Por
Anselmo Heidrich
Ontem tive um
tempinho e fui buscar um estojo para o tablet
do meu filho que, milagrosamente, só tem um pequeno risco na tela. Enfim, eu
encontrei o modelo certo e já aproveitei para ver se tinha uma capa para meu
celular, um Xiaomi. Um dos atendentes, típico adolescente integrado à
tecnologia me dizia encantado que este celular (que eu comprei baratinho) iria
revolucionar o mercado, que acabara de lançar um modelo com 90% das funções na
tela (achei que já era comum) etc. e etc.
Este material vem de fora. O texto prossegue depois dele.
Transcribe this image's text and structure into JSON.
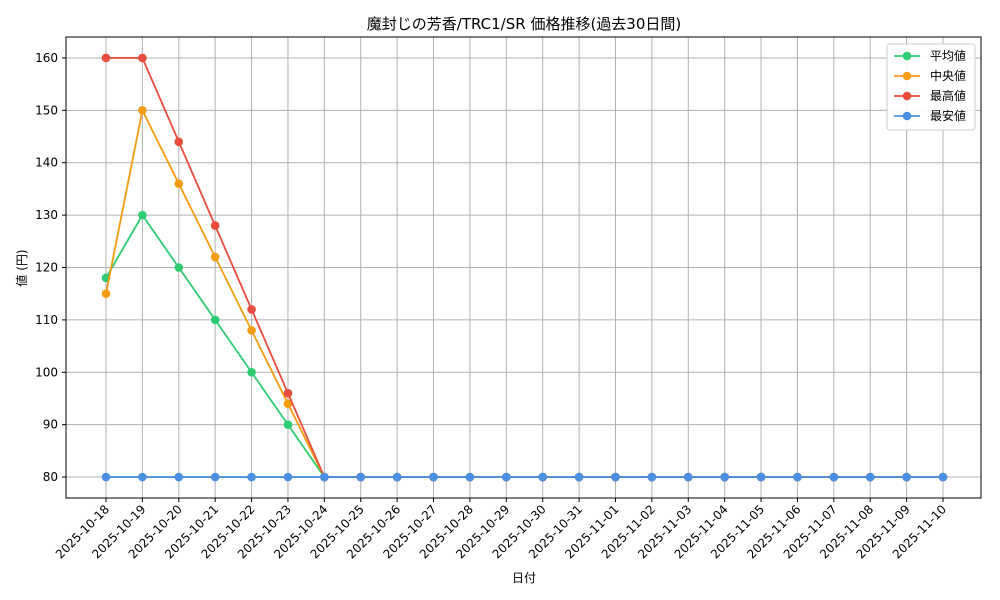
{
  "chart_data": {
    "type": "line",
    "title": "魔封じの芳香/TRC1/SR 価格推移(過去30日間)",
    "xlabel": "日付",
    "ylabel": "値 (円)",
    "x": [
      "2025-10-18",
      "2025-10-19",
      "2025-10-20",
      "2025-10-21",
      "2025-10-22",
      "2025-10-23",
      "2025-10-24",
      "2025-10-25",
      "2025-10-26",
      "2025-10-27",
      "2025-10-28",
      "2025-10-29",
      "2025-10-30",
      "2025-10-31",
      "2025-11-01",
      "2025-11-02",
      "2025-11-03",
      "2025-11-04",
      "2025-11-05",
      "2025-11-06",
      "2025-11-07",
      "2025-11-08",
      "2025-11-09",
      "2025-11-10"
    ],
    "ylim": [
      76,
      164
    ],
    "yticks": [
      80,
      90,
      100,
      110,
      120,
      130,
      140,
      150,
      160
    ],
    "grid": true,
    "legend_position": "top-right",
    "series": [
      {
        "name": "平均値",
        "color": "#2ecc71",
        "values": [
          118,
          130,
          120,
          110,
          100,
          90,
          80,
          80,
          80,
          80,
          80,
          80,
          80,
          80,
          80,
          80,
          80,
          80,
          80,
          80,
          80,
          80,
          80,
          80
        ]
      },
      {
        "name": "中央値",
        "color": "#f39c12",
        "values": [
          115,
          150,
          136,
          122,
          108,
          94,
          80,
          80,
          80,
          80,
          80,
          80,
          80,
          80,
          80,
          80,
          80,
          80,
          80,
          80,
          80,
          80,
          80,
          80
        ]
      },
      {
        "name": "最高値",
        "color": "#e74c3c",
        "values": [
          160,
          160,
          144,
          128,
          112,
          96,
          80,
          80,
          80,
          80,
          80,
          80,
          80,
          80,
          80,
          80,
          80,
          80,
          80,
          80,
          80,
          80,
          80,
          80
        ]
      },
      {
        "name": "最安値",
        "color": "#4a90e2",
        "values": [
          80,
          80,
          80,
          80,
          80,
          80,
          80,
          80,
          80,
          80,
          80,
          80,
          80,
          80,
          80,
          80,
          80,
          80,
          80,
          80,
          80,
          80,
          80,
          80
        ]
      }
    ]
  }
}
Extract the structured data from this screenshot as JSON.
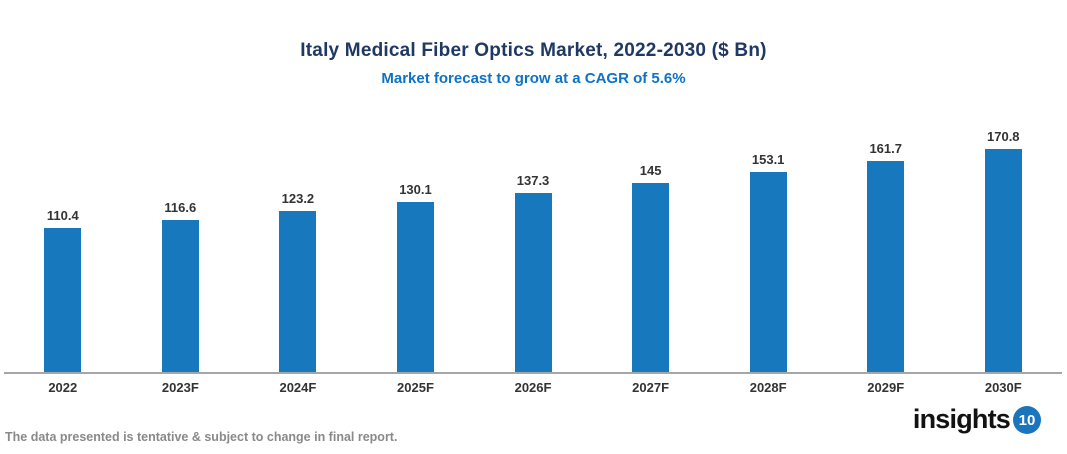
{
  "header": {
    "title": "Italy Medical Fiber Optics Market, 2022-2030 ($ Bn)",
    "subtitle": "Market forecast to grow at a CAGR of 5.6%"
  },
  "chart_data": {
    "type": "bar",
    "categories": [
      "2022",
      "2023F",
      "2024F",
      "2025F",
      "2026F",
      "2027F",
      "2028F",
      "2029F",
      "2030F"
    ],
    "values": [
      110.4,
      116.6,
      123.2,
      130.1,
      137.3,
      145,
      153.1,
      161.7,
      170.8
    ],
    "title": "Italy Medical Fiber Optics Market, 2022-2030 ($ Bn)",
    "subtitle": "Market forecast to grow at a CAGR of 5.6%",
    "xlabel": "",
    "ylabel": "",
    "ylim": [
      0,
      185
    ],
    "grid": false,
    "legend": false,
    "data_labels": true,
    "bar_color": "#1878be",
    "axis_line_color": "#a6a6a6"
  },
  "footer": {
    "disclaimer": "The data presented is tentative & subject to change in final report.",
    "logo_text": "insights",
    "logo_badge": "10"
  },
  "colors": {
    "title": "#1f3864",
    "subtitle": "#0e72c5",
    "bar": "#1878be",
    "axis_line": "#a6a6a6",
    "labels": "#333333",
    "footer_text": "#898989",
    "logo_badge_bg": "#1b75bc"
  }
}
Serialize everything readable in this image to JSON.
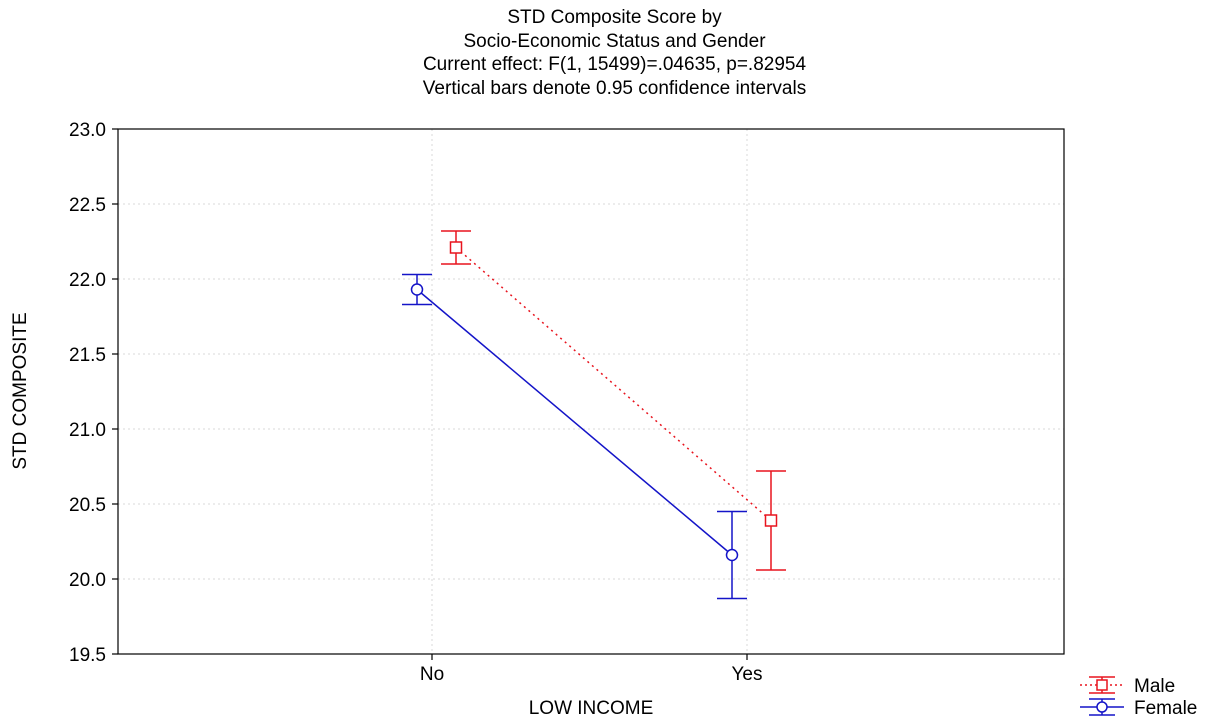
{
  "chart_data": {
    "type": "line",
    "title_lines": [
      "STD Composite Score by",
      "Socio-Economic Status and Gender",
      "Current effect: F(1, 15499)=.04635, p=.82954",
      "Vertical bars denote 0.95 confidence intervals"
    ],
    "xlabel": "LOW INCOME",
    "ylabel": "STD COMPOSITE",
    "categories": [
      "No",
      "Yes"
    ],
    "ylim": [
      19.5,
      23.0
    ],
    "yticks": [
      "19.5",
      "20.0",
      "20.5",
      "21.0",
      "21.5",
      "22.0",
      "22.5",
      "23.0"
    ],
    "grid": true,
    "legend_position": "bottom-right",
    "series": [
      {
        "name": "Male",
        "color": "#e8141e",
        "marker": "square",
        "line_style": "dotted",
        "values": [
          22.21,
          20.39
        ],
        "ci_lower": [
          22.1,
          20.06
        ],
        "ci_upper": [
          22.32,
          20.72
        ]
      },
      {
        "name": "Female",
        "color": "#1414c8",
        "marker": "circle",
        "line_style": "solid",
        "values": [
          21.93,
          20.16
        ],
        "ci_lower": [
          21.83,
          19.87
        ],
        "ci_upper": [
          22.03,
          20.45
        ]
      }
    ]
  }
}
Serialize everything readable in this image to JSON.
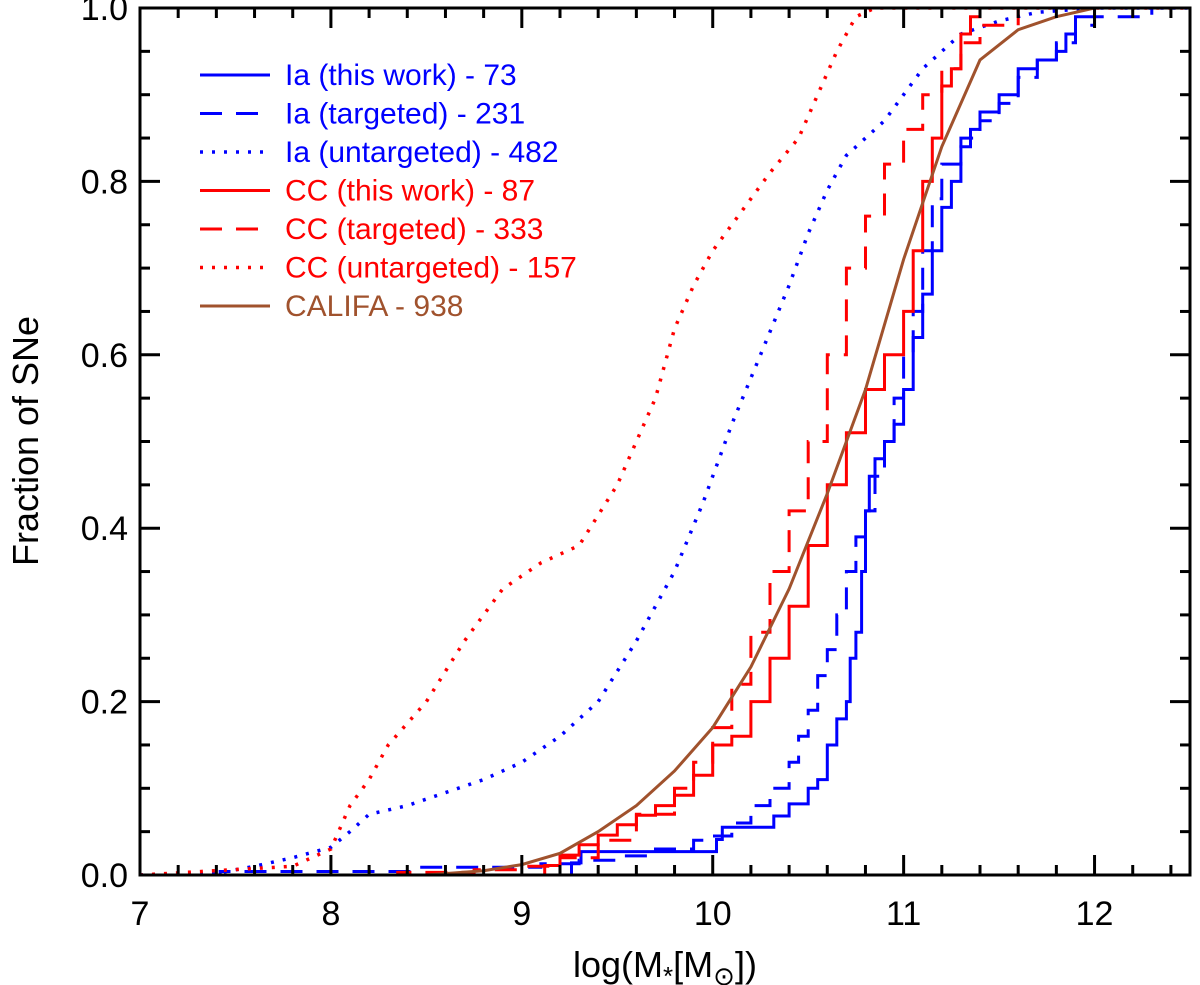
{
  "chart_data": {
    "type": "line",
    "title": "",
    "xlabel": "log(M",
    "xlabel_sub": "*",
    "xlabel_mid": "[M",
    "xlabel_sun": "⊙",
    "xlabel_end": "])",
    "ylabel": "Fraction of SNe",
    "xlim": [
      7,
      12.5
    ],
    "ylim": [
      0,
      1
    ],
    "xticks": [
      "7",
      "8",
      "9",
      "10",
      "11",
      "12"
    ],
    "yticks": [
      "0.0",
      "0.2",
      "0.4",
      "0.6",
      "0.8",
      "1.0"
    ],
    "grid": false,
    "legend_position": "top-left",
    "series": [
      {
        "name": "Ia (this work) - 73",
        "color": "#0000ff",
        "dash": "solid",
        "step": true,
        "points": [
          [
            7.0,
            0.0
          ],
          [
            9.25,
            0.0
          ],
          [
            9.26,
            0.014
          ],
          [
            9.3,
            0.014
          ],
          [
            9.31,
            0.027
          ],
          [
            10.0,
            0.027
          ],
          [
            10.02,
            0.041
          ],
          [
            10.05,
            0.055
          ],
          [
            10.3,
            0.055
          ],
          [
            10.32,
            0.068
          ],
          [
            10.4,
            0.082
          ],
          [
            10.5,
            0.1
          ],
          [
            10.55,
            0.11
          ],
          [
            10.6,
            0.15
          ],
          [
            10.65,
            0.18
          ],
          [
            10.7,
            0.2
          ],
          [
            10.72,
            0.25
          ],
          [
            10.75,
            0.28
          ],
          [
            10.78,
            0.35
          ],
          [
            10.8,
            0.42
          ],
          [
            10.82,
            0.46
          ],
          [
            10.85,
            0.48
          ],
          [
            10.9,
            0.5
          ],
          [
            10.95,
            0.52
          ],
          [
            11.0,
            0.56
          ],
          [
            11.05,
            0.62
          ],
          [
            11.1,
            0.67
          ],
          [
            11.15,
            0.72
          ],
          [
            11.2,
            0.77
          ],
          [
            11.25,
            0.8
          ],
          [
            11.3,
            0.84
          ],
          [
            11.35,
            0.86
          ],
          [
            11.4,
            0.88
          ],
          [
            11.5,
            0.9
          ],
          [
            11.6,
            0.93
          ],
          [
            11.7,
            0.94
          ],
          [
            11.8,
            0.95
          ],
          [
            11.85,
            0.97
          ],
          [
            11.9,
            0.99
          ],
          [
            12.0,
            1.0
          ],
          [
            12.5,
            1.0
          ]
        ]
      },
      {
        "name": "Ia (targeted) - 231",
        "color": "#0000ff",
        "dash": "long",
        "step": true,
        "points": [
          [
            7.0,
            0.0
          ],
          [
            7.4,
            0.0
          ],
          [
            7.42,
            0.004
          ],
          [
            8.4,
            0.004
          ],
          [
            8.45,
            0.009
          ],
          [
            9.0,
            0.009
          ],
          [
            9.1,
            0.013
          ],
          [
            9.3,
            0.017
          ],
          [
            9.5,
            0.022
          ],
          [
            9.7,
            0.03
          ],
          [
            9.9,
            0.04
          ],
          [
            10.0,
            0.045
          ],
          [
            10.1,
            0.06
          ],
          [
            10.2,
            0.08
          ],
          [
            10.3,
            0.1
          ],
          [
            10.4,
            0.13
          ],
          [
            10.45,
            0.16
          ],
          [
            10.5,
            0.19
          ],
          [
            10.55,
            0.23
          ],
          [
            10.6,
            0.26
          ],
          [
            10.65,
            0.3
          ],
          [
            10.7,
            0.35
          ],
          [
            10.75,
            0.39
          ],
          [
            10.8,
            0.42
          ],
          [
            10.85,
            0.46
          ],
          [
            10.9,
            0.5
          ],
          [
            10.95,
            0.55
          ],
          [
            11.0,
            0.6
          ],
          [
            11.05,
            0.65
          ],
          [
            11.1,
            0.72
          ],
          [
            11.15,
            0.78
          ],
          [
            11.2,
            0.82
          ],
          [
            11.3,
            0.85
          ],
          [
            11.4,
            0.87
          ],
          [
            11.5,
            0.89
          ],
          [
            11.6,
            0.92
          ],
          [
            11.7,
            0.94
          ],
          [
            11.8,
            0.96
          ],
          [
            11.9,
            0.98
          ],
          [
            12.0,
            0.99
          ],
          [
            12.3,
            1.0
          ],
          [
            12.5,
            1.0
          ]
        ]
      },
      {
        "name": "Ia (untargeted) - 482",
        "color": "#0000ff",
        "dash": "dotted",
        "step": false,
        "points": [
          [
            7.0,
            0.0
          ],
          [
            7.4,
            0.002
          ],
          [
            7.6,
            0.01
          ],
          [
            7.8,
            0.02
          ],
          [
            8.0,
            0.032
          ],
          [
            8.1,
            0.05
          ],
          [
            8.2,
            0.07
          ],
          [
            8.4,
            0.08
          ],
          [
            8.6,
            0.095
          ],
          [
            8.8,
            0.11
          ],
          [
            9.0,
            0.13
          ],
          [
            9.2,
            0.16
          ],
          [
            9.4,
            0.2
          ],
          [
            9.6,
            0.27
          ],
          [
            9.8,
            0.35
          ],
          [
            9.95,
            0.43
          ],
          [
            10.1,
            0.52
          ],
          [
            10.25,
            0.6
          ],
          [
            10.4,
            0.68
          ],
          [
            10.5,
            0.74
          ],
          [
            10.6,
            0.79
          ],
          [
            10.7,
            0.83
          ],
          [
            10.8,
            0.85
          ],
          [
            10.9,
            0.87
          ],
          [
            11.0,
            0.9
          ],
          [
            11.1,
            0.93
          ],
          [
            11.2,
            0.95
          ],
          [
            11.3,
            0.97
          ],
          [
            11.5,
            0.985
          ],
          [
            11.7,
            0.995
          ],
          [
            12.0,
            1.0
          ],
          [
            12.5,
            1.0
          ]
        ]
      },
      {
        "name": "CC (this work) - 87",
        "color": "#ff0000",
        "dash": "solid",
        "step": true,
        "points": [
          [
            7.0,
            0.0
          ],
          [
            9.1,
            0.0
          ],
          [
            9.12,
            0.011
          ],
          [
            9.2,
            0.023
          ],
          [
            9.3,
            0.035
          ],
          [
            9.4,
            0.046
          ],
          [
            9.5,
            0.058
          ],
          [
            9.6,
            0.069
          ],
          [
            9.7,
            0.08
          ],
          [
            9.8,
            0.092
          ],
          [
            9.9,
            0.115
          ],
          [
            10.0,
            0.15
          ],
          [
            10.1,
            0.16
          ],
          [
            10.2,
            0.2
          ],
          [
            10.3,
            0.25
          ],
          [
            10.4,
            0.31
          ],
          [
            10.5,
            0.38
          ],
          [
            10.6,
            0.45
          ],
          [
            10.7,
            0.51
          ],
          [
            10.8,
            0.56
          ],
          [
            10.9,
            0.6
          ],
          [
            11.0,
            0.65
          ],
          [
            11.05,
            0.72
          ],
          [
            11.1,
            0.8
          ],
          [
            11.15,
            0.85
          ],
          [
            11.2,
            0.91
          ],
          [
            11.25,
            0.93
          ],
          [
            11.3,
            0.97
          ],
          [
            11.35,
            0.99
          ],
          [
            11.4,
            1.0
          ],
          [
            12.5,
            1.0
          ]
        ]
      },
      {
        "name": "CC (targeted) - 333",
        "color": "#ff0000",
        "dash": "long",
        "step": true,
        "points": [
          [
            7.0,
            0.0
          ],
          [
            8.3,
            0.0
          ],
          [
            8.35,
            0.003
          ],
          [
            8.7,
            0.003
          ],
          [
            8.75,
            0.006
          ],
          [
            9.0,
            0.01
          ],
          [
            9.2,
            0.02
          ],
          [
            9.4,
            0.04
          ],
          [
            9.6,
            0.07
          ],
          [
            9.8,
            0.1
          ],
          [
            9.9,
            0.13
          ],
          [
            10.0,
            0.17
          ],
          [
            10.1,
            0.22
          ],
          [
            10.2,
            0.28
          ],
          [
            10.3,
            0.35
          ],
          [
            10.4,
            0.42
          ],
          [
            10.5,
            0.5
          ],
          [
            10.6,
            0.6
          ],
          [
            10.7,
            0.7
          ],
          [
            10.8,
            0.76
          ],
          [
            10.9,
            0.82
          ],
          [
            11.0,
            0.86
          ],
          [
            11.1,
            0.9
          ],
          [
            11.2,
            0.93
          ],
          [
            11.3,
            0.96
          ],
          [
            11.4,
            0.98
          ],
          [
            11.6,
            1.0
          ],
          [
            12.5,
            1.0
          ]
        ]
      },
      {
        "name": "CC (untargeted) - 157",
        "color": "#ff0000",
        "dash": "dotted",
        "step": false,
        "points": [
          [
            7.0,
            0.0
          ],
          [
            7.8,
            0.01
          ],
          [
            8.0,
            0.03
          ],
          [
            8.1,
            0.08
          ],
          [
            8.2,
            0.11
          ],
          [
            8.3,
            0.15
          ],
          [
            8.5,
            0.2
          ],
          [
            8.7,
            0.27
          ],
          [
            8.9,
            0.33
          ],
          [
            9.1,
            0.36
          ],
          [
            9.3,
            0.38
          ],
          [
            9.5,
            0.45
          ],
          [
            9.7,
            0.55
          ],
          [
            9.8,
            0.63
          ],
          [
            9.9,
            0.68
          ],
          [
            10.0,
            0.72
          ],
          [
            10.2,
            0.78
          ],
          [
            10.3,
            0.81
          ],
          [
            10.45,
            0.85
          ],
          [
            10.55,
            0.9
          ],
          [
            10.65,
            0.95
          ],
          [
            10.75,
            0.99
          ],
          [
            10.85,
            1.0
          ],
          [
            12.5,
            1.0
          ]
        ]
      },
      {
        "name": "CALIFA - 938",
        "color": "#a0522d",
        "dash": "solid",
        "step": false,
        "points": [
          [
            7.0,
            0.0
          ],
          [
            8.5,
            0.0
          ],
          [
            8.8,
            0.005
          ],
          [
            9.0,
            0.012
          ],
          [
            9.2,
            0.025
          ],
          [
            9.4,
            0.05
          ],
          [
            9.6,
            0.08
          ],
          [
            9.8,
            0.12
          ],
          [
            10.0,
            0.17
          ],
          [
            10.2,
            0.24
          ],
          [
            10.4,
            0.33
          ],
          [
            10.6,
            0.44
          ],
          [
            10.8,
            0.56
          ],
          [
            11.0,
            0.71
          ],
          [
            11.2,
            0.84
          ],
          [
            11.4,
            0.94
          ],
          [
            11.6,
            0.975
          ],
          [
            11.8,
            0.99
          ],
          [
            12.0,
            1.0
          ],
          [
            12.5,
            1.0
          ]
        ]
      }
    ]
  }
}
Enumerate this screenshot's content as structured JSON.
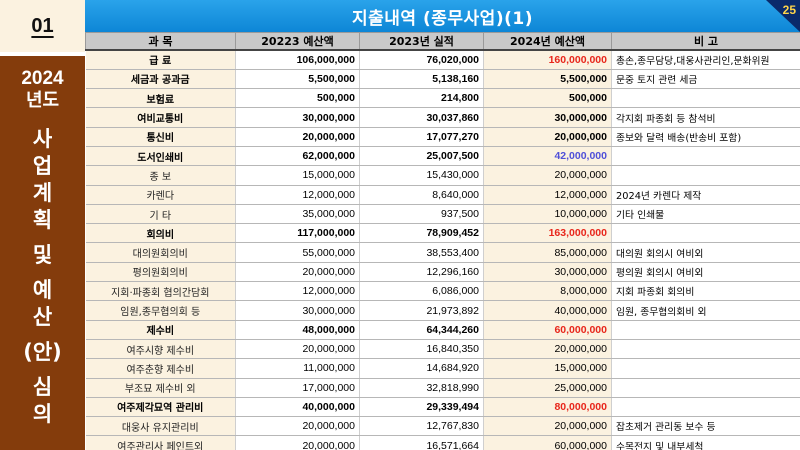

Eu confesso que me irrito com
celulares, apesar de utilizá-los e muito. É que gosto tanto de máquinas de
escrever que não me habituo a substituir um notebook,
que bem ou mal lembra uma por uma coisinha incômoda que tem que se digitar
quase que exclusivamente com polegares. Não faz sentido para mim, parece mais
uma involução.
Como não me
integrava e já que estava ali comentei sobre um de meus sonhos de consumo, que
era ter um celular da Caterpillar. E o sujeito, com cara de quem perdeu o ônibus
me disse que nunca ouviu falar. O outro funcionário da lojinha, mais antenado
reagiu positivamente “é para trabalho pesado, né?” Eu disse sim, se poderia
usá-lo próximo a fornos industriais ou no gelo e o primeiro, o “techboy” ficou
mais perdido ainda. Daí eu disse, “Caterpillar sabe? Aquela marca de trator”. Piorou...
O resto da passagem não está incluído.